Еще раз скажу (сколько ни повторять -- все мало): все соображения, которые приводятся мудростью и здравым смыслом о том, что такой свободы нет, что такая свобода относится к области чистой фантастики и грубых предрассудков (кантовские Schwдrmereiund Aberglauben<*7>), Киргегарду превосходно известны. Бердяев противопоставляет бедному юноше Киргегарда другого юношу, который мечтает о "познании тайн бытия или о научных открытиях тайн природы", и иронически замечает, что "Бог не может удовлетворить желаний этого юноши".

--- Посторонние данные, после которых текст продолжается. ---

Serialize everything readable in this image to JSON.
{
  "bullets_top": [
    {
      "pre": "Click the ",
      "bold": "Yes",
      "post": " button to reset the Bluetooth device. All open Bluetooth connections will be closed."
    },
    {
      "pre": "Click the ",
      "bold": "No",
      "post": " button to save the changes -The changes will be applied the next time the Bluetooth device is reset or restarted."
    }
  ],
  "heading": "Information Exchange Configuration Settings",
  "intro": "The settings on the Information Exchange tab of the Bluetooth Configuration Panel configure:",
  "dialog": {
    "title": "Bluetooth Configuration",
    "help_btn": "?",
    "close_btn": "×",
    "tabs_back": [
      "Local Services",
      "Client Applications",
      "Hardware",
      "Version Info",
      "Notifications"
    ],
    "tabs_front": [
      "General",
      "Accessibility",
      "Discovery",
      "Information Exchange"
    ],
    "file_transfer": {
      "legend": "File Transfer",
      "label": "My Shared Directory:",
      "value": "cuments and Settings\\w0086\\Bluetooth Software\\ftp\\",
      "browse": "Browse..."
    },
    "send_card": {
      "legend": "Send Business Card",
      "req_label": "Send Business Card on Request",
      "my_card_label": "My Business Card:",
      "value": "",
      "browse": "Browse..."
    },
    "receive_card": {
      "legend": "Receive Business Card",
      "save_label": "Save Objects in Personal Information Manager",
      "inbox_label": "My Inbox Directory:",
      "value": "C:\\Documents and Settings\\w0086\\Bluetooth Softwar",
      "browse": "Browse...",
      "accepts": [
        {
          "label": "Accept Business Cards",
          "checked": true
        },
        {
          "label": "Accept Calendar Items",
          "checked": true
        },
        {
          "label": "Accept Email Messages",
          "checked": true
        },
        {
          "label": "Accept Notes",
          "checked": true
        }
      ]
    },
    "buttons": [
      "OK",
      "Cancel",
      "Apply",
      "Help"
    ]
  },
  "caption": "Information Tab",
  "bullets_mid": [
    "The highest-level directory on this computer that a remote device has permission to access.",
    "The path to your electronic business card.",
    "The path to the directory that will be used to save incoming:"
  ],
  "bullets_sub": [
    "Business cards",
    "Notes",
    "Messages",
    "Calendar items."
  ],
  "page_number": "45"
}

Но разве к Богу идут за познанием? И разве познание когда-либо приобщало человека к "тайне"? Киргегардовский юноша (точнее сам Киргегард) со всем пылом, на какой способен человек, искал этих знаний и открытий и побывал везде, где только можно было хоть что-нибудь узнать -- слушал речи греков на их симпозионах, ходил к мистикам, изучал новейшую философию -- вплоть до Гегеля и Шеллинга -- и от них побежал к невежественному полудикарю (по Библии -- праведнику) Иову -- за тем, что ему нужно было больше всего на свете, но чего, согласно "знанию" прославленных учителей, нигде не бывает, и быть не может -- за "повторением" -- оно, же и есть исполнение обетования -- "не будет для вас ничего невозможного". Несомненно, опять -- Киргегард лучше кого бы то ни было знал, что он предпринимает, когда, под прикрытием Абсурда, он решился променять Симпозион и Гегеля -- на Иова. Иов, как философ, Иов, как мыслитель (и именно библейский Иов, не приукрашенный просвещенной критикой) -- что может быть бессмысленнее, нелепее этого? Если бы Канту довелось прочесть "Повторение" Киргегарда, он, наверное краснел бы за него и, вероятно, написал бы вариации на тему "о грезах духовидца" или о том, "как нужно ориентироваться в мышлении": ведь Сократа отравили, бедный юноша либо удовольствовался вдовой пивовара, либо остался на всю жизнь холостяком, Регина Ольсен досталась Шлегелю -- все это вечные истины, над которыми сам Бог уже не имеет власти.

Все это "самоочевидно". Но разве на этих самоочевидностях есть хоть малейший след прорыва из иных миров? Разве превращение "фактов" в вечные истины не является только делом кантовских "синтетических суждений a priori"? Но экзистенциальная философия есть не разыскание, а преодоление "самоочевидностей". Отсюда и "максимализм" Киргегарда, который Бердяев со спокойной уверенностью квалифицирует, как "безблагодатный". Но не говорит ли нам этот именно "максимализм" о "прорыве"? Преодоление, точнее отчаянная, безумная борьба с самоочевидностями, связана, с прорвавшейся благой вестью о божественном "добро зело" и о том, что "не будет для нас ничего невозможного". Но разум этой вести не приемлет -- она воспринимается и становится истиной лишь под сенью абсурда.